On Tue, Dec 11, 2012 at 3:18 AM, Klaas Freitag <freitag@opensuse.org> wrote:
On 07.12.2012 10:23, Agustin Benito Bethencourt wrote: Hi,
What do we have to do at SUSE to get more people involve in the Release process?
Make it actually possible to let people participate. That is: Convince the people who do it to be open and let others learn while they do, provide a loose time frame needed for volunteering work, try everything to make the release work fun and excitement :-)
Agreed
Do we need to define targets for our distribution or that is a role for deployers and third parties?
Who are we if not developers or third parties? Haven't we discussed enough about targets, strategies, processes and such? That never worked out in a big frame. Yet, things like "E17 on openSUSE" seem to work. And that is because some people with interest on E17 sit down, meet each other, coordinate and get shit (oh, naughty word!!) work done. Do you think the definition of a goal would have incubated that?
Completegely agreed
What aspects of SUSE work in openSUSE can we improve in 2013?
If XMas-Man asked me, I'd say: I do not want to hear the "we at SUSE working on openSUSE..."-phrase permanentely. Is it important now where an active community member works? Well, maybe sometimes, we all know that, but I think its mentioned to often recently while it should not be important. You are community, as we are, or not?
I agree, lets throw out that element of surprise "We at SUSE are doing this" sounds very misaligned Rather let us sound something like this "Hey, We want to do this, are you ok with it or we need your participation in it?" One of the examples (not related to SUSE in itself, but community in general) that I can give is of opensuse-marketing, back in 11.2 and 11.3, we just had pointers for release notes and the marketing team used to step up voluntarily and do it, then later on we decided that the meetings were too boring and had lots of trash and then we cut them off too, then we formed the news mailing list, which initially worked very well, but later on we got no more new members in it because it was a closed mailing list stopping participation and then later on we stopped discussing altogether on -marketing mailing lists, because everything was done by few guys. openSUSE Conference had its own team and no need to publicize etc etc and the role instead of expanding got limited to SoCNet and news If we look look closely at this process, we can actually learn a lot of things : Even though it is easier doing it ourselves, we should always ask and give the community ample time to stand up.

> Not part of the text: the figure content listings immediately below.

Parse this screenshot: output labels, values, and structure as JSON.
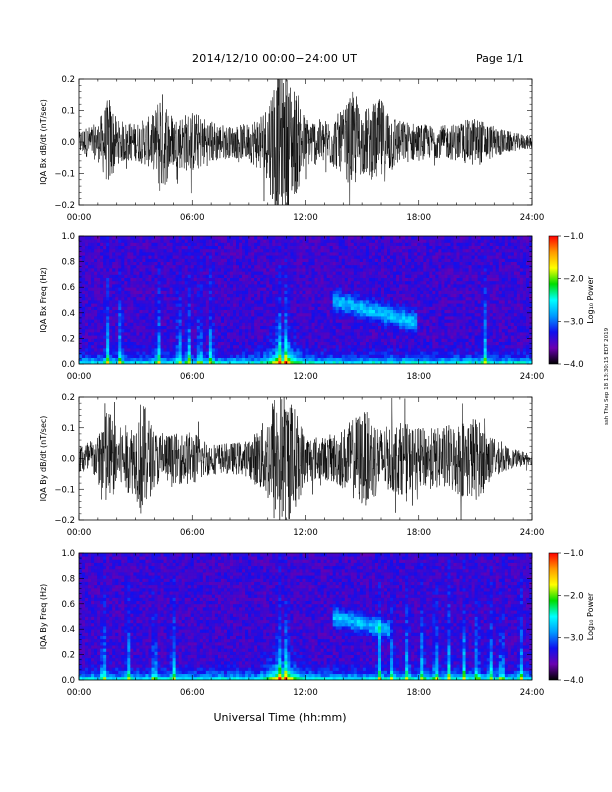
{
  "header": {
    "title": "2014/12/10   00:00−24:00 UT",
    "page": "Page 1/1"
  },
  "side_note": "ssh Thu Sep 18 13:30:15 EDT 2019",
  "colorbar": {
    "ticks": [
      "−1.0",
      "−2.0",
      "−3.0",
      "−4.0"
    ],
    "label": "Log₁₀ Power",
    "colors": [
      "#ff0000",
      "#ff9900",
      "#ffff00",
      "#00dd00",
      "#00ffff",
      "#0099ff",
      "#1010ee",
      "#6a00b0",
      "#000000"
    ]
  },
  "xlabel": "Universal Time (hh:mm)",
  "chart_data": [
    {
      "type": "line",
      "ylabel": "IQA Bx dB/dt (nT/sec)",
      "yticks": [
        "0.2",
        "0.1",
        "0.0",
        "−0.1",
        "−0.2"
      ],
      "ylim": [
        -0.2,
        0.2
      ],
      "xticks": [
        "00:00",
        "06:00",
        "12:00",
        "18:00",
        "24:00"
      ],
      "xlim_hours": [
        0,
        24
      ],
      "envelope": [
        {
          "t": 0,
          "a": 0.04
        },
        {
          "t": 1,
          "a": 0.06
        },
        {
          "t": 1.6,
          "a": 0.15
        },
        {
          "t": 2,
          "a": 0.07
        },
        {
          "t": 3,
          "a": 0.06
        },
        {
          "t": 4,
          "a": 0.09
        },
        {
          "t": 4.3,
          "a": 0.18
        },
        {
          "t": 5,
          "a": 0.08
        },
        {
          "t": 6,
          "a": 0.1
        },
        {
          "t": 7,
          "a": 0.07
        },
        {
          "t": 8,
          "a": 0.05
        },
        {
          "t": 9,
          "a": 0.06
        },
        {
          "t": 10,
          "a": 0.12
        },
        {
          "t": 10.3,
          "a": 0.22
        },
        {
          "t": 11,
          "a": 0.22
        },
        {
          "t": 11.6,
          "a": 0.16
        },
        {
          "t": 12,
          "a": 0.08
        },
        {
          "t": 13,
          "a": 0.07
        },
        {
          "t": 14,
          "a": 0.1
        },
        {
          "t": 14.5,
          "a": 0.16
        },
        {
          "t": 15,
          "a": 0.1
        },
        {
          "t": 16,
          "a": 0.14
        },
        {
          "t": 17,
          "a": 0.07
        },
        {
          "t": 18,
          "a": 0.06
        },
        {
          "t": 19,
          "a": 0.05
        },
        {
          "t": 20,
          "a": 0.06
        },
        {
          "t": 21,
          "a": 0.08
        },
        {
          "t": 22,
          "a": 0.05
        },
        {
          "t": 23,
          "a": 0.03
        },
        {
          "t": 24,
          "a": 0.02
        }
      ]
    },
    {
      "type": "heatmap",
      "ylabel": "IQA Bx Freq (Hz)",
      "yticks": [
        "1.0",
        "0.8",
        "0.6",
        "0.4",
        "0.2",
        "0.0"
      ],
      "ylim": [
        0,
        1
      ],
      "xticks": [
        "00:00",
        "06:00",
        "12:00",
        "18:00",
        "24:00"
      ],
      "zlim": [
        -4.0,
        -1.0
      ],
      "zlabel": "Log₁₀ Power",
      "bursts_hours": [
        1.5,
        2.2,
        4.2,
        5.3,
        5.8,
        6.4,
        7.0,
        10.6,
        11.0,
        21.5
      ],
      "feature": "0.3–0.5 Hz band between 13:30 and 18:00"
    },
    {
      "type": "line",
      "ylabel": "IQA By dB/dt (nT/sec)",
      "yticks": [
        "0.2",
        "0.1",
        "0.0",
        "−0.1",
        "−0.2"
      ],
      "ylim": [
        -0.2,
        0.2
      ],
      "xticks": [
        "00:00",
        "06:00",
        "12:00",
        "18:00",
        "24:00"
      ],
      "xlim_hours": [
        0,
        24
      ],
      "envelope": [
        {
          "t": 0,
          "a": 0.05
        },
        {
          "t": 1,
          "a": 0.07
        },
        {
          "t": 1.3,
          "a": 0.2
        },
        {
          "t": 2,
          "a": 0.1
        },
        {
          "t": 3,
          "a": 0.12
        },
        {
          "t": 3.3,
          "a": 0.2
        },
        {
          "t": 4,
          "a": 0.09
        },
        {
          "t": 5,
          "a": 0.08
        },
        {
          "t": 6,
          "a": 0.09
        },
        {
          "t": 7,
          "a": 0.05
        },
        {
          "t": 8,
          "a": 0.05
        },
        {
          "t": 9,
          "a": 0.06
        },
        {
          "t": 10,
          "a": 0.14
        },
        {
          "t": 10.3,
          "a": 0.22
        },
        {
          "t": 11,
          "a": 0.22
        },
        {
          "t": 11.6,
          "a": 0.15
        },
        {
          "t": 12,
          "a": 0.08
        },
        {
          "t": 13,
          "a": 0.07
        },
        {
          "t": 14,
          "a": 0.1
        },
        {
          "t": 15,
          "a": 0.16
        },
        {
          "t": 15.6,
          "a": 0.14
        },
        {
          "t": 16,
          "a": 0.1
        },
        {
          "t": 17,
          "a": 0.12
        },
        {
          "t": 18,
          "a": 0.1
        },
        {
          "t": 19,
          "a": 0.1
        },
        {
          "t": 20,
          "a": 0.12
        },
        {
          "t": 21,
          "a": 0.14
        },
        {
          "t": 22,
          "a": 0.06
        },
        {
          "t": 23,
          "a": 0.03
        },
        {
          "t": 24,
          "a": 0.02
        }
      ]
    },
    {
      "type": "heatmap",
      "ylabel": "IQA By Freq (Hz)",
      "yticks": [
        "1.0",
        "0.8",
        "0.6",
        "0.4",
        "0.2",
        "0.0"
      ],
      "ylim": [
        0,
        1
      ],
      "xticks": [
        "00:00",
        "06:00",
        "12:00",
        "18:00",
        "24:00"
      ],
      "zlim": [
        -4.0,
        -1.0
      ],
      "zlabel": "Log₁₀ Power",
      "bursts_hours": [
        1.3,
        2.6,
        4.0,
        5.0,
        10.6,
        11.0,
        15.9,
        16.6,
        17.4,
        18.2,
        18.9,
        19.6,
        20.4,
        21.1,
        21.8,
        22.4,
        23.4
      ],
      "feature": "0.3–0.5 Hz band between 13:30 and 16:30"
    }
  ]
}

Sometimes we do not get any reply to it and I know it is very very frustrating but that is a part atleast for a few of the people from the community, who should be head strong and keep on pushing the community for things that are better for the community and ensure that there is some means of influx of new community members. We should agree on this, not burning out old members is very important and that can be done with getting new comers in the field. I really believe that SUSE has its own goals and it is very good to have them, but I also think, SUSE should have some pretty long term goals that will instigate the community when there is no SUSE leadership. There are very good examples to it in our own community like the GNOME, KDE and ARM related projects.

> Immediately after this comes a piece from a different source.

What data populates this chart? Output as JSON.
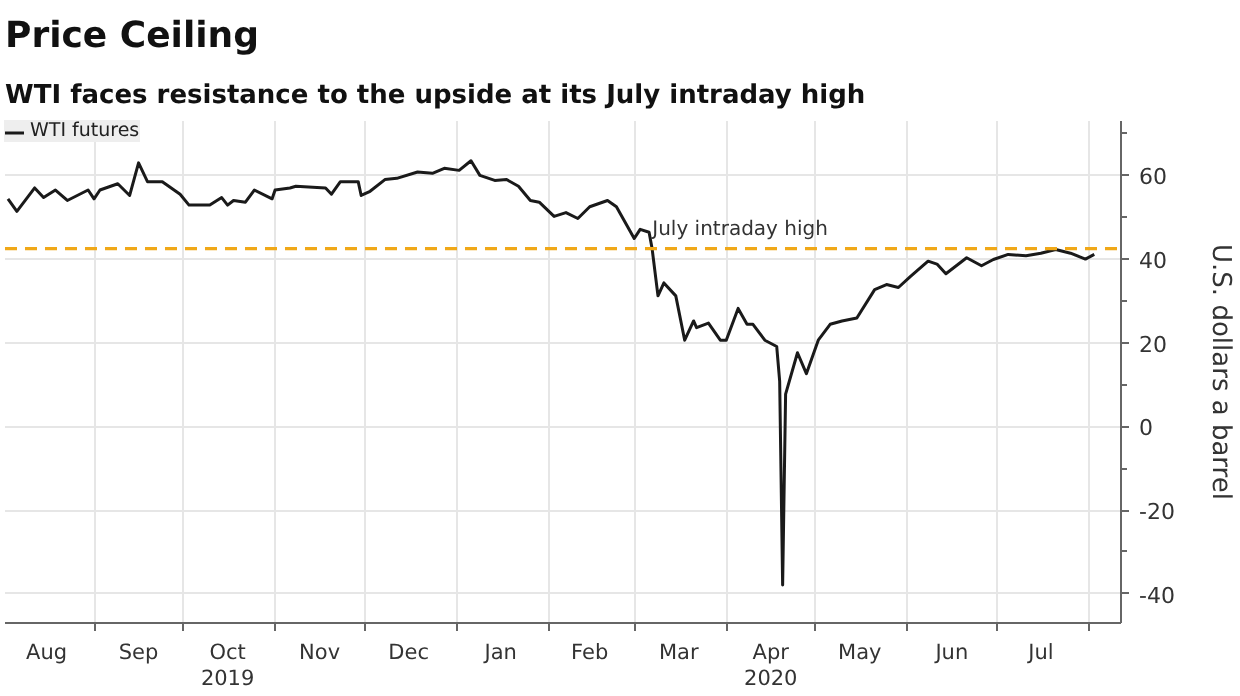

Furthermore I'd wish that more people from other SUSE groups than the openSUSE team again join openSUSE and actively contribute. That is something the SUSE openSUSE team could work on.

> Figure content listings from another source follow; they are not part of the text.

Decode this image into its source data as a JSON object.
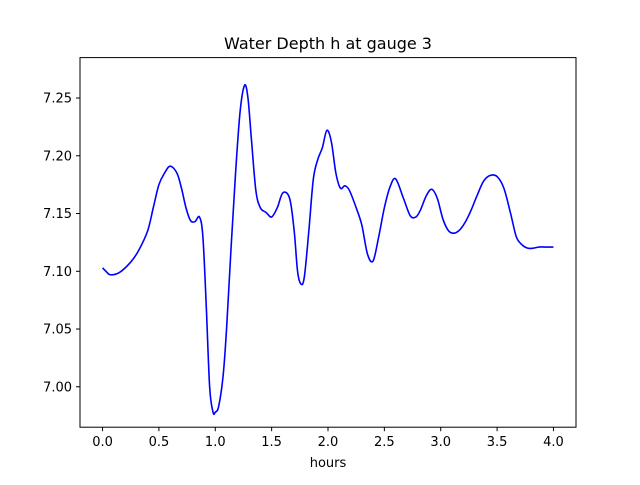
{
  "chart_data": {
    "type": "line",
    "title": "Water Depth h at gauge 3",
    "xlabel": "hours",
    "ylabel": "",
    "xlim": [
      -0.2,
      4.2
    ],
    "ylim": [
      6.965,
      7.285
    ],
    "xticks": [
      0.0,
      0.5,
      1.0,
      1.5,
      2.0,
      2.5,
      3.0,
      3.5,
      4.0
    ],
    "xtick_labels": [
      "0.0",
      "0.5",
      "1.0",
      "1.5",
      "2.0",
      "2.5",
      "3.0",
      "3.5",
      "4.0"
    ],
    "yticks": [
      7.0,
      7.05,
      7.1,
      7.15,
      7.2,
      7.25
    ],
    "ytick_labels": [
      "7.00",
      "7.05",
      "7.10",
      "7.15",
      "7.20",
      "7.25"
    ],
    "grid": false,
    "series": [
      {
        "color": "#0000ff",
        "x": [
          0.0,
          0.03,
          0.07,
          0.15,
          0.25,
          0.32,
          0.4,
          0.45,
          0.5,
          0.55,
          0.6,
          0.66,
          0.7,
          0.74,
          0.78,
          0.82,
          0.86,
          0.89,
          0.92,
          0.95,
          0.98,
          1.0,
          1.03,
          1.07,
          1.1,
          1.14,
          1.18,
          1.22,
          1.26,
          1.29,
          1.32,
          1.36,
          1.4,
          1.45,
          1.5,
          1.55,
          1.6,
          1.66,
          1.7,
          1.73,
          1.76,
          1.79,
          1.83,
          1.87,
          1.91,
          1.95,
          1.99,
          2.03,
          2.07,
          2.11,
          2.15,
          2.19,
          2.25,
          2.3,
          2.35,
          2.4,
          2.45,
          2.5,
          2.55,
          2.6,
          2.67,
          2.73,
          2.78,
          2.82,
          2.87,
          2.92,
          2.97,
          3.02,
          3.07,
          3.12,
          3.17,
          3.22,
          3.27,
          3.32,
          3.38,
          3.44,
          3.5,
          3.56,
          3.62,
          3.67,
          3.72,
          3.77,
          3.82,
          3.87,
          3.92,
          3.97,
          4.0
        ],
        "y": [
          7.103,
          7.1,
          7.097,
          7.099,
          7.108,
          7.118,
          7.135,
          7.155,
          7.175,
          7.185,
          7.191,
          7.185,
          7.172,
          7.155,
          7.144,
          7.143,
          7.147,
          7.13,
          7.07,
          7.0,
          6.978,
          6.978,
          6.983,
          7.01,
          7.05,
          7.12,
          7.185,
          7.238,
          7.261,
          7.25,
          7.215,
          7.17,
          7.155,
          7.151,
          7.147,
          7.155,
          7.168,
          7.163,
          7.135,
          7.1,
          7.089,
          7.095,
          7.135,
          7.18,
          7.197,
          7.207,
          7.222,
          7.212,
          7.185,
          7.172,
          7.174,
          7.17,
          7.155,
          7.14,
          7.115,
          7.109,
          7.13,
          7.155,
          7.173,
          7.18,
          7.163,
          7.148,
          7.147,
          7.153,
          7.165,
          7.171,
          7.163,
          7.145,
          7.135,
          7.133,
          7.136,
          7.143,
          7.153,
          7.165,
          7.178,
          7.183,
          7.182,
          7.172,
          7.15,
          7.13,
          7.123,
          7.12,
          7.12,
          7.121,
          7.121,
          7.121,
          7.121
        ]
      }
    ]
  }
}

In general.....in which aspects should SUSE focus its activity for 2013 (in openSUSE)?
- try to make the distribution really good again. It is very good, but the spice, that makes it exceptional is missing here and there. - try to be an attractive project, especially for high profile people. These do not like discussions, but like to get on the technical point and do stuff. They're also not seeking out for too much rules, predefined leadership and these kind of things. More fun. - Play the trump: It's the OBS that has a big share of openSUSE's excellence. For that, it imo plays a too little role. Think more of openSUSE as the OBS powered system that makes OBS more beneficial for the users. Needs a bit phantasy I admit... Could go on, but probably its already way too far...
open-slx is an example of the opportunities openSUSE has to become "business friendly" Open Source Press is another example. Transforming openSUSE into a business friendly ecosystem will be a major topic in the coming new action plan.
I really had to read the sentence with openslx a couple of times. This can't be serious. Have you ever talked to someone involved?
Apart from that, I do not understand the 'business-friendly' idea. Which business could be interested? IF businesses support linux distros, they will aim for all distros and not limit themselves to player two or so. And last but not least I fail to understand how the "new action plan" can "transform" openSUSE, which is our project, to something like a "business...ecosytem"? Who does such an action plan and who executes it?